La musique classique, surtout dans les pays germanophones, est véritablement considérée comme une institution « sacrée ». Ce n'est pas le cas à l'étranger, et c'était bien différent autrefois. L'opéra était un divertissement, et l'opérette encore plus. Et nombre de ceux qui me critiquent n'ont même jamais assisté à un de mes concerts. Ce qui m'a toujours dérangé chez les musiciens classiques, c'est leur sérieux. Ils jouent les morceaux les plus joyeux avec une mine renfrognée. Mon orchestre et moi prenons un réel plaisir sur scène, et cela se transmet au public. Des gens qui n'ont pas dansé depuis des années se lèvent et se mettent à danser. C'est merveilleux.
 
Vous avez reçu plusieurs menaces ; il y a même eu une tentative d'enlèvement. Avez-vous des ennemis, ou comment expliquez-vous ce danger ?

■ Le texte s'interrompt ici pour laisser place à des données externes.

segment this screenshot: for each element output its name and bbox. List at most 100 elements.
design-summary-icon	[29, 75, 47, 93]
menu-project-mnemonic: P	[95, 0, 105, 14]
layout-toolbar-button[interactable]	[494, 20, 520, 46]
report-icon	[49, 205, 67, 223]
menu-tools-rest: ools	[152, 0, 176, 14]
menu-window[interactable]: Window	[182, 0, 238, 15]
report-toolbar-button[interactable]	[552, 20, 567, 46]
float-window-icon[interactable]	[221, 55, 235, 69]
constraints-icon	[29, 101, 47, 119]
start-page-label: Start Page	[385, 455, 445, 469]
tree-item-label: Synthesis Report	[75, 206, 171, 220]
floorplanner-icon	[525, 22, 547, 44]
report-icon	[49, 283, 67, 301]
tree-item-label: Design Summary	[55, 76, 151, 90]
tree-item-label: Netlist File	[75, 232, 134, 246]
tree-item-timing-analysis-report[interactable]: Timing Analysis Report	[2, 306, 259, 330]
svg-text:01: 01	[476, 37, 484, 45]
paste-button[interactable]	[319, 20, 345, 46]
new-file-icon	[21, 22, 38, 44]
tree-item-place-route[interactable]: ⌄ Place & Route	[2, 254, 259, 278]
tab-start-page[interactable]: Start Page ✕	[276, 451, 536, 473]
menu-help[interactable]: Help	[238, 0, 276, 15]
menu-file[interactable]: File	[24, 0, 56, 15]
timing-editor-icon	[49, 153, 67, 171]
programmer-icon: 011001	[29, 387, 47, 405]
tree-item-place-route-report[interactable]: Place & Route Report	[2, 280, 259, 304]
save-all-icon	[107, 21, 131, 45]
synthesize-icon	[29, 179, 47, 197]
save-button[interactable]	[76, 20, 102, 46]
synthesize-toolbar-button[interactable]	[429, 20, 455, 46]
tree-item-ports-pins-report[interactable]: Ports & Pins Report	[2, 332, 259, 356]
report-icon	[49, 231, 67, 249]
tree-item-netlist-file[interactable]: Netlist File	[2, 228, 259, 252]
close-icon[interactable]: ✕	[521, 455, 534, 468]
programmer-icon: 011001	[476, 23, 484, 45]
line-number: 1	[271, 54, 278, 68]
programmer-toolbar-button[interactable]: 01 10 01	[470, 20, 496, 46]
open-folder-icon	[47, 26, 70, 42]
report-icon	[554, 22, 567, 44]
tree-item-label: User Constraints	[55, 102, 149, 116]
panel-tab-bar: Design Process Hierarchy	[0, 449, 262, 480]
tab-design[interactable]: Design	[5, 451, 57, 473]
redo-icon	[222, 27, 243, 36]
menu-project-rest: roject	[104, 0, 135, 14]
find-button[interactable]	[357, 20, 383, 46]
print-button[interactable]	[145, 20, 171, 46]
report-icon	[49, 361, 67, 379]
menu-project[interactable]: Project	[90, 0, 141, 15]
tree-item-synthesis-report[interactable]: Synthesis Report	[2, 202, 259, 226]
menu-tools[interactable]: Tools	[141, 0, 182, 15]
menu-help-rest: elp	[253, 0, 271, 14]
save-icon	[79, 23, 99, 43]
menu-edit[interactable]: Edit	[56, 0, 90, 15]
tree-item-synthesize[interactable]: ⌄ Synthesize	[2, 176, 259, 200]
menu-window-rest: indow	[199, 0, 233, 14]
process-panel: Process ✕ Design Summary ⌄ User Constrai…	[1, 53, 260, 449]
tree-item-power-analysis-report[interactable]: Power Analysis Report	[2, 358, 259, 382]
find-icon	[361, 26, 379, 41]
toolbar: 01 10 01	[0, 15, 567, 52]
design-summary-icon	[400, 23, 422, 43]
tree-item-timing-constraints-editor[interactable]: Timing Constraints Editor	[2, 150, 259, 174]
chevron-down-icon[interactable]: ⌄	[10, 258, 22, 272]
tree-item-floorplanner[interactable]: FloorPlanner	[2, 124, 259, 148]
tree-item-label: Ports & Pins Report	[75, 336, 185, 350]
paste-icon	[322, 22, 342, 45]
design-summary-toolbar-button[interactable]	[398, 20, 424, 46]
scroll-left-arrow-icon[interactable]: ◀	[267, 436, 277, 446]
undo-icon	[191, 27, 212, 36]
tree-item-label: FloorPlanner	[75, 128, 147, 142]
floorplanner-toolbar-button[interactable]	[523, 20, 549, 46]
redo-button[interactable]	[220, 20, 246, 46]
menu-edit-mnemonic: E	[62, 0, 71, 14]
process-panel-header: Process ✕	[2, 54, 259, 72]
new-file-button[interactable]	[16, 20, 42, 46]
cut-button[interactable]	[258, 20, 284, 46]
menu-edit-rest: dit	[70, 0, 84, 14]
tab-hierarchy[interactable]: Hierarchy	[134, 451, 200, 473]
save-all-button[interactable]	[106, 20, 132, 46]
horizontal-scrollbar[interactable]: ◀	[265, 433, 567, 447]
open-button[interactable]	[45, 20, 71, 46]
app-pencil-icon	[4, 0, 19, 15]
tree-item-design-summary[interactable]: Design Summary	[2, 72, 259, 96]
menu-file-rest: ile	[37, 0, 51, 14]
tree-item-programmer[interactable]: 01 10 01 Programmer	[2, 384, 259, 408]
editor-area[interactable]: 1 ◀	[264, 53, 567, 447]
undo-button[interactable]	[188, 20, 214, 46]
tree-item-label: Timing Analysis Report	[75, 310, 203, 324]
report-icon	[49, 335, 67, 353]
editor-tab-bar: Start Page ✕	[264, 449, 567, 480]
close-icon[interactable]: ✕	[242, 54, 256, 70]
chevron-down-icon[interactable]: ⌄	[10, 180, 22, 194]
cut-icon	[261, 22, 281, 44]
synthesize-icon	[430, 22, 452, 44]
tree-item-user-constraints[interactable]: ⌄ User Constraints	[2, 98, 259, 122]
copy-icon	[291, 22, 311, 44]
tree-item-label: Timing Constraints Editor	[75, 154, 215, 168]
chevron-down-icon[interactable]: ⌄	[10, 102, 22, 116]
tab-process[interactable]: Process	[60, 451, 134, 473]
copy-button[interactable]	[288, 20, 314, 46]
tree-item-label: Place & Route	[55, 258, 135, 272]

Heureusement, ce n’est pas aussi dramatique. Il y a des années, j’ai reçu des menaces de mort de la part d’une femme souffrant de troubles mentaux. Je sors dans la rue sans escorte, mais j’en ai une lors de mes apparitions publiques et de mes concerts, ce qui est tout à fait normal ; tous les musiciens de renommée mondiale en ont une. Quand on est sous les feux des projecteurs, on devient automatiquement la cible des projections des fans. La plupart sont vraiment adorables ; je reçois tellement de lettres charmantes du monde entier, mais il peut toujours arriver que quelqu’un pense que vous lui « appartenez ». Il faut alors être prudent.
 
Votre orchestre est aussi une affaire de famille, votre femme et vos enfants participant à la gestion. Que représente votre famille pour vous ?
Tout. J’ai toujours voulu une femme avec qui je m’entende bien, tant sur le plan personnel que professionnel. Je n’aurais rien pu construire sans Marjorie. C’est elle qui subvenait à nos besoins à nos débuts. Nous avions deux jeunes garçons. C’est vraiment incroyable à quel point nous pensons de la même façon. Mon fils aîné, Marc, est peintre, et le cadet, Pierre, est manager dans mon entreprise. Il m'accompagne souvent aux concerts. C'est formidable pour moi, évidemment, car ce métier implique de nombreux déplacements. Ainsi, ma famille est toujours à mes côtés. J'aime mes quatre petits-enfants plus que tout. Ils sont si mignons quand ils essaient de jouer du violon. Ils ont quatre et cinq ans maintenant.

Vos parents et vos frères et sœurs étaient, et sont encore pour certains, musiciens. Quelles étaient et quelles sont vos relations avec eux ?
Ma relation avec mon père n'était pas facile. C'était un vrai chef, même à la maison. Je me souviens d'une fois où nous sommes partis en vacances sans lui. Soudain, l'atmosphère était complètement différente, beaucoup plus détendue. Ma mère a plus de 90 ans et est toujours en pleine forme, absolument merveilleuse. Je vois rarement mes frères et sœurs car je voyage énormément. Un de mes frères joue du violoncelle dans l'orchestre de l'Opéra de Marseille, et je lui dis toujours : « Sors de là, fais-toi plaisir ! » Parce qu'on s'amuse plus que lui (rires).
 
Que souhaitez-vous pour l'avenir ?
Simplement que les choses continuent comme avant. Que je puisse continuer à faire de la musique pendant encore de nombreuses années. Et qu'un jour je donne un concert sur la Lune.